Asked why the potential victim of a crime is prohibited from viewing TIGTA’s findings, TIGTA communications director Karen Kraushaar declined to go into detail, telling me only that “federal confidentiality law, including Section 6103 of the Internal Revenue Code, prohibits us from disclosing any information concerning our review of such allegations. Therefore, we regret that we cannot provide you with any further information.”
The agency divulged no more information to Senator Grassley. On requesting the report, he was told by George in a letter that, owing to the confidentiality provisions affecting individual tax records, “TIGTA could not provide information regarding action, if any, TIGTA might have taken beyond its review of the allegations.” As a result, George said, he was “unable to respond to any of the questions” Grassley posed about the investigation’s findings.
Essentially, the Treasury Department insists that it can’t release the results of an investigation into whether a taxpayer’s confidentiality was violated, because that would violate taxpayer confidentiality. It’s an argument worthy of Catch-22, the famous wartime novel:
There was only one catch and that was Catch-22, which specified that a concern for one’s safety in the face of dangers that were real and immediate was the process of a rational mind. Orr was crazy and could be grounded. All he had to do was ask; and as soon as he did, he would no longer be crazy and would have to fly more missions. Orr would be crazy to fly more missions and sane if he didn’t, but if he were sane he had to fly them. If he flew them he was crazy and didn’t have to; but if he didn’t want to he was sane and had to. Yossarian was moved very deeply by the absolute simplicity of this clause of Catch-22 and let out a respectful whistle. (p. 56, ch. 5)
In fact, it’s worse than that. According to Johnson, the taxpayer whose confidentiality Treasury protects with this policy isn’t the Koch Brothers, but Goolsbee:
Oddly, the results of investigations conducted by the Treasury Department inspector general are considered the confidential tax information of the alleged perpetrator. So, as a Ways and Means Committee spokeswoman explains, the IG report is filed in the tax records of “the person who allegedly committed the violation” and its disclosure is considered tantamount to the release of the individual’s tax returns, a violation of section 6103.

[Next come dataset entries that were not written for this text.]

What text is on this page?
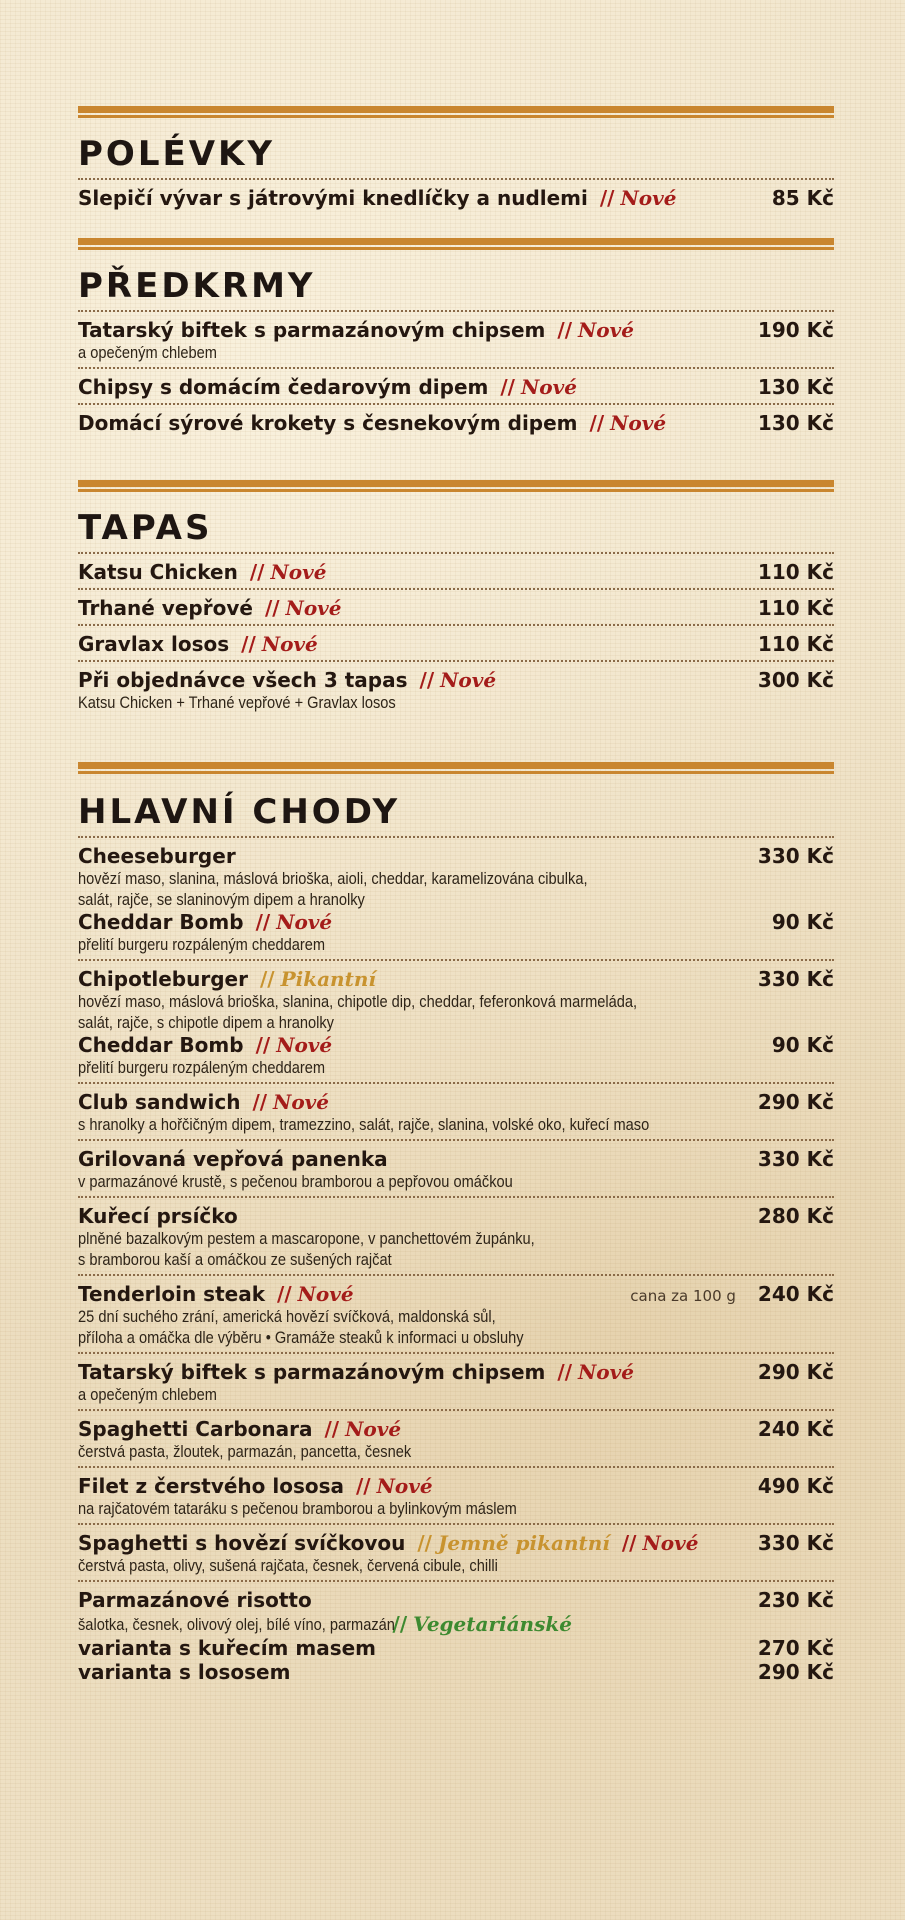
POLÉVKY
Slepičí vývar s játrovými knedlíčky a nudlemi // Nové	85 Kč
PŘEDKRMY
Tatarský biftek s parmazánovým chipsem // Nové	190 Kč
a opečeným chlebem
Chipsy s domácím čedarovým dipem // Nové	130 Kč
Domácí sýrové krokety s česnekovým dipem // Nové	130 Kč
TAPAS
Katsu Chicken // Nové	110 Kč
Trhané vepřové // Nové	110 Kč
Gravlax losos // Nové	110 Kč
Při objednávce všech 3 tapas // Nové	300 Kč
Katsu Chicken + Trhané vepřové + Gravlax losos
HLAVNÍ CHODY
Cheeseburger	330 Kč
hovězí maso, slanina, máslová brioška, aioli, cheddar, karamelizována cibulka,
salát, rajče, se slaninovým dipem a hranolky
Cheddar Bomb // Nové	90 Kč
přelití burgeru rozpáleným cheddarem
Chipotleburger // Pikantní	330 Kč
hovězí maso, máslová brioška, slanina, chipotle dip, cheddar, feferonková marmeláda,
salát, rajče, s chipotle dipem a hranolky
Cheddar Bomb // Nové	90 Kč
přelití burgeru rozpáleným cheddarem
Club sandwich // Nové	290 Kč
s hranolky a hořčičným dipem, tramezzino, salát, rajče, slanina, volské oko, kuřecí maso
Grilovaná vepřová panenka	330 Kč
v parmazánové krustě, s pečenou bramborou a pepřovou omáčkou
Kuřecí prsíčko	280 Kč
plněné bazalkovým pestem a mascaropone, v panchettovém župánku,
s bramborou kaší a omáčkou ze sušených rajčat
Tenderloin steak // Nové	cana za 100 g 240 Kč
25 dní suchého zrání, americká hovězí svíčková, maldonská sůl,
příloha a omáčka dle výběru • Gramáže steaků k informaci u obsluhy
Tatarský biftek s parmazánovým chipsem // Nové	290 Kč
a opečeným chlebem
Spaghetti Carbonara // Nové	240 Kč
čerstvá pasta, žloutek, parmazán, pancetta, česnek
Filet z čerstvého lososa // Nové	490 Kč
na rajčatovém tataráku s pečenou bramborou a bylinkovým máslem
Spaghetti s hovězí svíčkovou // Jemně pikantní // Nové	330 Kč
čerstvá pasta, olivy, sušená rajčata, česnek, červená cibule, chilli
Parmazánové risotto	230 Kč
šalotka, česnek, olivový olej, bílé víno, parmazán
// Vegetariánské
varianta s kuřecím masem	270 Kč
varianta s lososem	290 Kč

In other words, if you violate taxpayer confidentiality, you can rest assured that no one will ever know it … at least if Treasury wants to make sure of it. In Goolsbee’s case, that seems to be the decision. It’s not what you snoop, it’s who you know, apparently. Goolsbee insists that he was just talking out of his hat at the time and never received any confidential information, but if that’s the case, then how would a release of the TIGTA report that clears Goolsbee infringe on his own confidentiality?
The report could be demanded by the chairs of the governing Congressional committees. In the Senate, that would be Grassley’s colleague Max Baucus, who has declined to make the request. In the House, it’s Rep. Dave Camp (R-MI), who is already probing the IRS targeting policies. Let’s hope Camp makes room in his next round of hearings to address this and get a look at the report to see what else the IRS may or may not have been doing in politics in 2010.